Media law attorneys: BOT’s change in meeting time violates Florida Sunshine law

Bonnie Mulqueen

Still from Osprey TV

The UNF Board of Trustees violated a Florida state law when it changed its scheduled meeting without reasonable public announcement June 19, said three attorneys, two of whom specialize in media law.

However, Karen Stone, a UNF vice president and general counsel to the UNF Board of Trustees, said the board did not meet out of the Sunshine law.

The UNF Board of Trustees Bylaws state in article two, section four that notice of board meetings must be given seven days in advance with a general statement about the subject of the meeting, said George Gabel, a Florida attorney specializing in media law.

The public should consider anything the board did at its June 19 Plenary Session — which moved to 2:15 p.m. from 2:45 p.m. — void, said Dave Miner, a Florida state attorney.

Tom Serwatka, a UNF vice president, said the fact that a media attorney said the June 19 meeting is void doesn’t mean it’s void; that’s just his opinion.

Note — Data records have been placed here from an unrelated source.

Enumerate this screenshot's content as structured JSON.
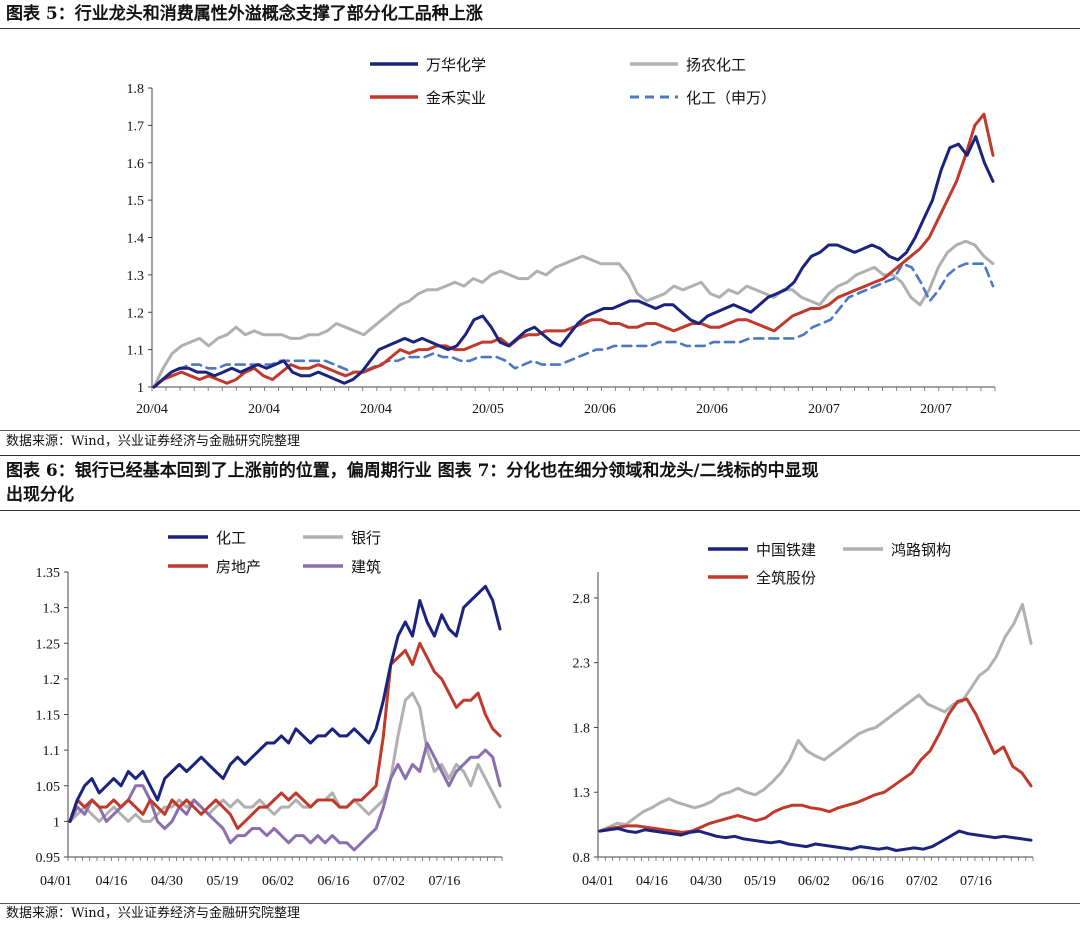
{
  "fig5": {
    "title": "图表 5：行业龙头和消费属性外溢概念支撑了部分化工品种上涨",
    "source": "数据来源：Wind，兴业证券经济与金融研究院整理"
  },
  "fig67": {
    "title_line1": "图表 6：银行已经基本回到了上涨前的位置，偏周期行业 图表 7：分化也在细分领域和龙头/二线标的中显现",
    "title_line2": "出现分化",
    "source": "数据来源：Wind，兴业证券经济与金融研究院整理"
  },
  "colors": {
    "navy": "#1a237e",
    "red": "#c0392b",
    "gray": "#b0b0b0",
    "purple": "#8a6fb0",
    "blue_dash": "#4a78c4"
  },
  "chart_data": [
    {
      "id": "fig5",
      "type": "line",
      "title": "图表 5：行业龙头和消费属性外溢概念支撑了部分化工品种上涨",
      "ylim": [
        1.0,
        1.8
      ],
      "yticks": [
        "1",
        "1.1",
        "1.2",
        "1.3",
        "1.4",
        "1.5",
        "1.6",
        "1.7",
        "1.8"
      ],
      "ytick_values": [
        1.0,
        1.1,
        1.2,
        1.3,
        1.4,
        1.5,
        1.6,
        1.7,
        1.8
      ],
      "xticks": [
        "20/04",
        "20/04",
        "20/04",
        "20/05",
        "20/06",
        "20/06",
        "20/07",
        "20/07"
      ],
      "legend": [
        "万华化学",
        "扬农化工",
        "金禾实业",
        "化工（申万）"
      ],
      "series": [
        {
          "name": "扬农化工",
          "color": "gray",
          "dash": false,
          "values": [
            1.0,
            1.05,
            1.09,
            1.11,
            1.12,
            1.13,
            1.11,
            1.13,
            1.14,
            1.16,
            1.14,
            1.15,
            1.14,
            1.14,
            1.14,
            1.13,
            1.13,
            1.14,
            1.14,
            1.15,
            1.17,
            1.16,
            1.15,
            1.14,
            1.16,
            1.18,
            1.2,
            1.22,
            1.23,
            1.25,
            1.26,
            1.26,
            1.27,
            1.28,
            1.27,
            1.29,
            1.28,
            1.3,
            1.31,
            1.3,
            1.29,
            1.29,
            1.31,
            1.3,
            1.32,
            1.33,
            1.34,
            1.35,
            1.34,
            1.33,
            1.33,
            1.33,
            1.3,
            1.25,
            1.23,
            1.24,
            1.25,
            1.27,
            1.26,
            1.27,
            1.28,
            1.25,
            1.24,
            1.26,
            1.25,
            1.27,
            1.26,
            1.25,
            1.24,
            1.26,
            1.26,
            1.24,
            1.23,
            1.22,
            1.25,
            1.27,
            1.28,
            1.3,
            1.31,
            1.32,
            1.3,
            1.3,
            1.28,
            1.24,
            1.22,
            1.26,
            1.32,
            1.36,
            1.38,
            1.39,
            1.38,
            1.35,
            1.33
          ]
        },
        {
          "name": "化工（申万）",
          "color": "blue_dash",
          "dash": true,
          "values": [
            1.0,
            1.02,
            1.04,
            1.05,
            1.06,
            1.06,
            1.05,
            1.05,
            1.06,
            1.06,
            1.06,
            1.06,
            1.06,
            1.06,
            1.07,
            1.07,
            1.07,
            1.07,
            1.07,
            1.07,
            1.06,
            1.05,
            1.04,
            1.04,
            1.05,
            1.06,
            1.07,
            1.07,
            1.08,
            1.08,
            1.08,
            1.09,
            1.08,
            1.08,
            1.07,
            1.07,
            1.08,
            1.08,
            1.08,
            1.07,
            1.05,
            1.06,
            1.07,
            1.06,
            1.06,
            1.06,
            1.07,
            1.08,
            1.09,
            1.1,
            1.1,
            1.11,
            1.11,
            1.11,
            1.11,
            1.11,
            1.12,
            1.12,
            1.12,
            1.11,
            1.11,
            1.11,
            1.12,
            1.12,
            1.12,
            1.12,
            1.13,
            1.13,
            1.13,
            1.13,
            1.13,
            1.13,
            1.14,
            1.16,
            1.17,
            1.18,
            1.21,
            1.24,
            1.25,
            1.26,
            1.27,
            1.28,
            1.29,
            1.33,
            1.32,
            1.28,
            1.23,
            1.26,
            1.3,
            1.32,
            1.33,
            1.33,
            1.33,
            1.27
          ]
        },
        {
          "name": "金禾实业",
          "color": "red",
          "dash": false,
          "values": [
            1.0,
            1.02,
            1.03,
            1.04,
            1.03,
            1.02,
            1.03,
            1.02,
            1.01,
            1.02,
            1.04,
            1.05,
            1.03,
            1.02,
            1.04,
            1.06,
            1.05,
            1.05,
            1.06,
            1.05,
            1.04,
            1.03,
            1.04,
            1.04,
            1.05,
            1.06,
            1.08,
            1.1,
            1.09,
            1.1,
            1.1,
            1.11,
            1.11,
            1.1,
            1.1,
            1.11,
            1.12,
            1.12,
            1.13,
            1.11,
            1.13,
            1.14,
            1.14,
            1.15,
            1.15,
            1.15,
            1.16,
            1.17,
            1.18,
            1.18,
            1.17,
            1.17,
            1.16,
            1.16,
            1.17,
            1.17,
            1.16,
            1.15,
            1.16,
            1.17,
            1.17,
            1.16,
            1.16,
            1.17,
            1.18,
            1.18,
            1.17,
            1.16,
            1.15,
            1.17,
            1.19,
            1.2,
            1.21,
            1.21,
            1.22,
            1.24,
            1.25,
            1.26,
            1.27,
            1.28,
            1.29,
            1.31,
            1.33,
            1.35,
            1.37,
            1.4,
            1.45,
            1.5,
            1.55,
            1.62,
            1.7,
            1.73,
            1.62
          ]
        },
        {
          "name": "万华化学",
          "color": "navy",
          "dash": false,
          "values": [
            1.0,
            1.02,
            1.04,
            1.05,
            1.05,
            1.04,
            1.04,
            1.03,
            1.04,
            1.05,
            1.04,
            1.05,
            1.06,
            1.05,
            1.06,
            1.07,
            1.04,
            1.03,
            1.03,
            1.04,
            1.03,
            1.02,
            1.01,
            1.02,
            1.04,
            1.07,
            1.1,
            1.11,
            1.12,
            1.13,
            1.12,
            1.13,
            1.12,
            1.11,
            1.1,
            1.11,
            1.14,
            1.18,
            1.19,
            1.16,
            1.12,
            1.11,
            1.13,
            1.15,
            1.16,
            1.14,
            1.12,
            1.11,
            1.14,
            1.17,
            1.19,
            1.2,
            1.21,
            1.21,
            1.22,
            1.23,
            1.23,
            1.22,
            1.21,
            1.22,
            1.22,
            1.2,
            1.18,
            1.17,
            1.19,
            1.2,
            1.21,
            1.22,
            1.21,
            1.2,
            1.22,
            1.24,
            1.25,
            1.26,
            1.28,
            1.32,
            1.35,
            1.36,
            1.38,
            1.38,
            1.37,
            1.36,
            1.37,
            1.38,
            1.37,
            1.35,
            1.34,
            1.36,
            1.4,
            1.45,
            1.5,
            1.58,
            1.64,
            1.65,
            1.62,
            1.67,
            1.6,
            1.55
          ]
        }
      ]
    },
    {
      "id": "fig6",
      "type": "line",
      "title": "图表 6：银行已经基本回到了上涨前的位置，偏周期行业出现分化",
      "ylim": [
        0.95,
        1.35
      ],
      "yticks": [
        "0.95",
        "1",
        "1.05",
        "1.1",
        "1.15",
        "1.2",
        "1.25",
        "1.3",
        "1.35"
      ],
      "ytick_values": [
        0.95,
        1.0,
        1.05,
        1.1,
        1.15,
        1.2,
        1.25,
        1.3,
        1.35
      ],
      "xticks": [
        "04/01",
        "04/16",
        "04/30",
        "05/19",
        "06/02",
        "06/16",
        "07/02",
        "07/16"
      ],
      "legend": [
        "化工",
        "银行",
        "房地产",
        "建筑"
      ],
      "series": [
        {
          "name": "银行",
          "color": "gray",
          "dash": false,
          "values": [
            1.0,
            1.01,
            1.02,
            1.01,
            1.0,
            1.01,
            1.02,
            1.01,
            1.0,
            1.01,
            1.0,
            1.0,
            1.01,
            1.02,
            1.02,
            1.03,
            1.02,
            1.03,
            1.02,
            1.01,
            1.02,
            1.03,
            1.02,
            1.03,
            1.02,
            1.02,
            1.03,
            1.02,
            1.01,
            1.02,
            1.02,
            1.03,
            1.02,
            1.02,
            1.03,
            1.03,
            1.04,
            1.02,
            1.02,
            1.03,
            1.02,
            1.01,
            1.02,
            1.03,
            1.06,
            1.12,
            1.17,
            1.18,
            1.16,
            1.1,
            1.07,
            1.08,
            1.06,
            1.08,
            1.07,
            1.05,
            1.08,
            1.06,
            1.04,
            1.02
          ]
        },
        {
          "name": "建筑",
          "color": "purple",
          "dash": false,
          "values": [
            1.0,
            1.02,
            1.01,
            1.03,
            1.02,
            1.0,
            1.01,
            1.02,
            1.03,
            1.05,
            1.05,
            1.03,
            1.0,
            0.99,
            1.0,
            1.02,
            1.01,
            1.03,
            1.02,
            1.01,
            1.0,
            0.99,
            0.97,
            0.98,
            0.98,
            0.99,
            0.99,
            0.98,
            0.99,
            0.98,
            0.97,
            0.98,
            0.98,
            0.97,
            0.98,
            0.97,
            0.98,
            0.97,
            0.97,
            0.96,
            0.97,
            0.98,
            0.99,
            1.02,
            1.06,
            1.08,
            1.06,
            1.08,
            1.07,
            1.11,
            1.09,
            1.07,
            1.05,
            1.07,
            1.08,
            1.09,
            1.09,
            1.1,
            1.09,
            1.05
          ]
        },
        {
          "name": "房地产",
          "color": "red",
          "dash": false,
          "values": [
            1.0,
            1.03,
            1.02,
            1.03,
            1.02,
            1.02,
            1.03,
            1.02,
            1.03,
            1.02,
            1.01,
            1.03,
            1.02,
            1.01,
            1.03,
            1.02,
            1.03,
            1.02,
            1.01,
            1.02,
            1.03,
            1.02,
            1.01,
            0.99,
            1.0,
            1.01,
            1.02,
            1.02,
            1.03,
            1.04,
            1.03,
            1.04,
            1.03,
            1.02,
            1.03,
            1.03,
            1.03,
            1.02,
            1.02,
            1.03,
            1.03,
            1.04,
            1.05,
            1.12,
            1.22,
            1.23,
            1.24,
            1.22,
            1.25,
            1.23,
            1.21,
            1.2,
            1.18,
            1.16,
            1.17,
            1.17,
            1.18,
            1.15,
            1.13,
            1.12
          ]
        },
        {
          "name": "化工",
          "color": "navy",
          "dash": false,
          "values": [
            1.0,
            1.03,
            1.05,
            1.06,
            1.04,
            1.05,
            1.06,
            1.05,
            1.07,
            1.06,
            1.07,
            1.05,
            1.03,
            1.06,
            1.07,
            1.08,
            1.07,
            1.08,
            1.09,
            1.08,
            1.07,
            1.06,
            1.08,
            1.09,
            1.08,
            1.09,
            1.1,
            1.11,
            1.11,
            1.12,
            1.11,
            1.13,
            1.12,
            1.11,
            1.12,
            1.12,
            1.13,
            1.12,
            1.12,
            1.13,
            1.12,
            1.11,
            1.13,
            1.17,
            1.22,
            1.26,
            1.28,
            1.26,
            1.31,
            1.28,
            1.26,
            1.29,
            1.27,
            1.26,
            1.3,
            1.31,
            1.32,
            1.33,
            1.31,
            1.27
          ]
        }
      ]
    },
    {
      "id": "fig7",
      "type": "line",
      "title": "图表 7：分化也在细分领域和龙头/二线标的中显现",
      "ylim": [
        0.8,
        3.0
      ],
      "yticks": [
        "0.8",
        "1.3",
        "1.8",
        "2.3",
        "2.8"
      ],
      "ytick_values": [
        0.8,
        1.3,
        1.8,
        2.3,
        2.8
      ],
      "xticks": [
        "04/01",
        "04/16",
        "04/30",
        "05/19",
        "06/02",
        "06/16",
        "07/02",
        "07/16"
      ],
      "legend": [
        "中国铁建",
        "鸿路钢构",
        "全筑股份"
      ],
      "series": [
        {
          "name": "鸿路钢构",
          "color": "gray",
          "dash": false,
          "values": [
            1.0,
            1.03,
            1.06,
            1.05,
            1.1,
            1.15,
            1.18,
            1.22,
            1.25,
            1.22,
            1.2,
            1.18,
            1.2,
            1.23,
            1.28,
            1.3,
            1.33,
            1.3,
            1.28,
            1.32,
            1.38,
            1.45,
            1.55,
            1.7,
            1.62,
            1.58,
            1.55,
            1.6,
            1.65,
            1.7,
            1.75,
            1.78,
            1.8,
            1.85,
            1.9,
            1.95,
            2.0,
            2.05,
            1.98,
            1.95,
            1.92,
            1.98,
            2.0,
            2.1,
            2.2,
            2.25,
            2.35,
            2.5,
            2.6,
            2.75,
            2.45
          ]
        },
        {
          "name": "全筑股份",
          "color": "red",
          "dash": false,
          "values": [
            1.0,
            1.02,
            1.03,
            1.04,
            1.04,
            1.03,
            1.02,
            1.01,
            1.0,
            0.99,
            1.0,
            1.03,
            1.06,
            1.08,
            1.1,
            1.12,
            1.1,
            1.08,
            1.1,
            1.15,
            1.18,
            1.2,
            1.2,
            1.18,
            1.17,
            1.15,
            1.18,
            1.2,
            1.22,
            1.25,
            1.28,
            1.3,
            1.35,
            1.4,
            1.45,
            1.55,
            1.62,
            1.75,
            1.9,
            2.0,
            2.02,
            1.9,
            1.75,
            1.6,
            1.65,
            1.5,
            1.45,
            1.35
          ]
        },
        {
          "name": "中国铁建",
          "color": "navy",
          "dash": false,
          "values": [
            1.0,
            1.01,
            1.02,
            1.0,
            0.99,
            1.01,
            1.0,
            0.99,
            0.98,
            0.97,
            0.99,
            1.0,
            0.98,
            0.96,
            0.95,
            0.96,
            0.94,
            0.93,
            0.92,
            0.91,
            0.92,
            0.9,
            0.89,
            0.88,
            0.9,
            0.89,
            0.88,
            0.87,
            0.86,
            0.88,
            0.87,
            0.86,
            0.87,
            0.85,
            0.86,
            0.87,
            0.86,
            0.88,
            0.92,
            0.96,
            1.0,
            0.98,
            0.97,
            0.96,
            0.95,
            0.96,
            0.95,
            0.94,
            0.93
          ]
        }
      ]
    }
  ]
}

Pat Gleason, the special counsel in the Florida Office of the Attorney General, said her office cannot comment or whether or not the board violated the law. She said her office can only give legal advice to public agencies and their respective cases.

Sunshine State law provision 286.011 section 1 declares that any acts at public meetings are to be open to the public at all times with reasonable notice of all meetings.

The time change was not a violation of Sunshine law given the circumstance of running early and the board’s personal outreach to the Spinnaker, Stone said.

Stone said this is not an ideal way for the board to meet. It has not happened before, she said, and it won’t happen again.

“My primary concern was contacting the Spinnaker to let them know the board was running ahead of time in other meetings and that the scheduled Plenary Session would start early,” Stone said. “My second concern was making sure that no individuals from the public arrived at 2:45 p.m. for the board meeting.”

One of the scheduled items on the board’s agenda for June 19 was to tour the UNF Wellness Center, Stone said. The board members finished the tour early, so they proceeded to have the 2:45 p.m. Plenary Session early, she said.

Everett Malcolm, a UNF associate vice president of student affairs, notified a Spinnaker reporter about the time change 15 minutes before the meeting was about to start.

Frank LoMonte, an attorney with the Student Press Law Center, said most states require an advanced notice of 48 to 72 hours before public meetings change time and place.

The board is not able to give a 48-hour notice if it is running ahead of schedule, Serwatka said. The starting time for the first meeting will not change, but there is no way to know until then if other meetings in that same day might be running ahead or behind schedule.

LoMonte said the whole point is to let the public make plans to be there, especially if the meeting is on a business day when people may have to rearrange their schedules to be present.

Emergencies would be the only exception to not giving reasonable notice as to when and where the meeting is being conducted, Miner said. Changing the time simply for the board’s convenience does not comply with Sunshine law, he said.

The time moved because the board was ahead of schedule, Serwatka said. Serwatka said making the trustees sit around until the listed start time can be awkward.

“These board members are community folks with busy schedules, so we try not to impose on their time more than we need to,” Stone said.

The general counsel and board have talked about how they need to get away from predicting times, Stone said. She said they do not know whether another meeting or workshop might run earlier or later, which would cause a scheduled meeting to change its time.

“The board is recognizing this issue, and going forward, we will have a different posting so that we won’t end up in this bad place,” Serwatka said.

Possible fallback
These board members are public officials who are meeting without notifying the public properly, which is against the law, and they could be prosecuted, Miner said.

It’s hard to believe UNF would do this on purpose, LoMonte said. He said the June 19 board meeting doesn’t legally exist.

A judge would rule that the June 19 meeting is void, if any person felt inclined to challenge anything that was passed, LoMonte said. If challenged, the effect is the board wasted its time by not having a legal meeting because the trustees will have to go back at a properly advertised meeting and redo all the votes.

No one has challenged the June 19 budget increase meeting, Serwatka said. The public usually doesn’t come to any of the board meetings unless it’s a topic concerning a tuition or fee hike, he said.

If someone challenged the meeting, then the board would take the case to its attorneys to see if it could fight it, Serwatka said.

“I would love to talk to UNF’s attorney and find out how they could let this happen, especially if one was present at the meeting,” Miner said.

Stone said if any member of the public is concerned about missing the meeting, she would suggest the board meet again to redo the vote.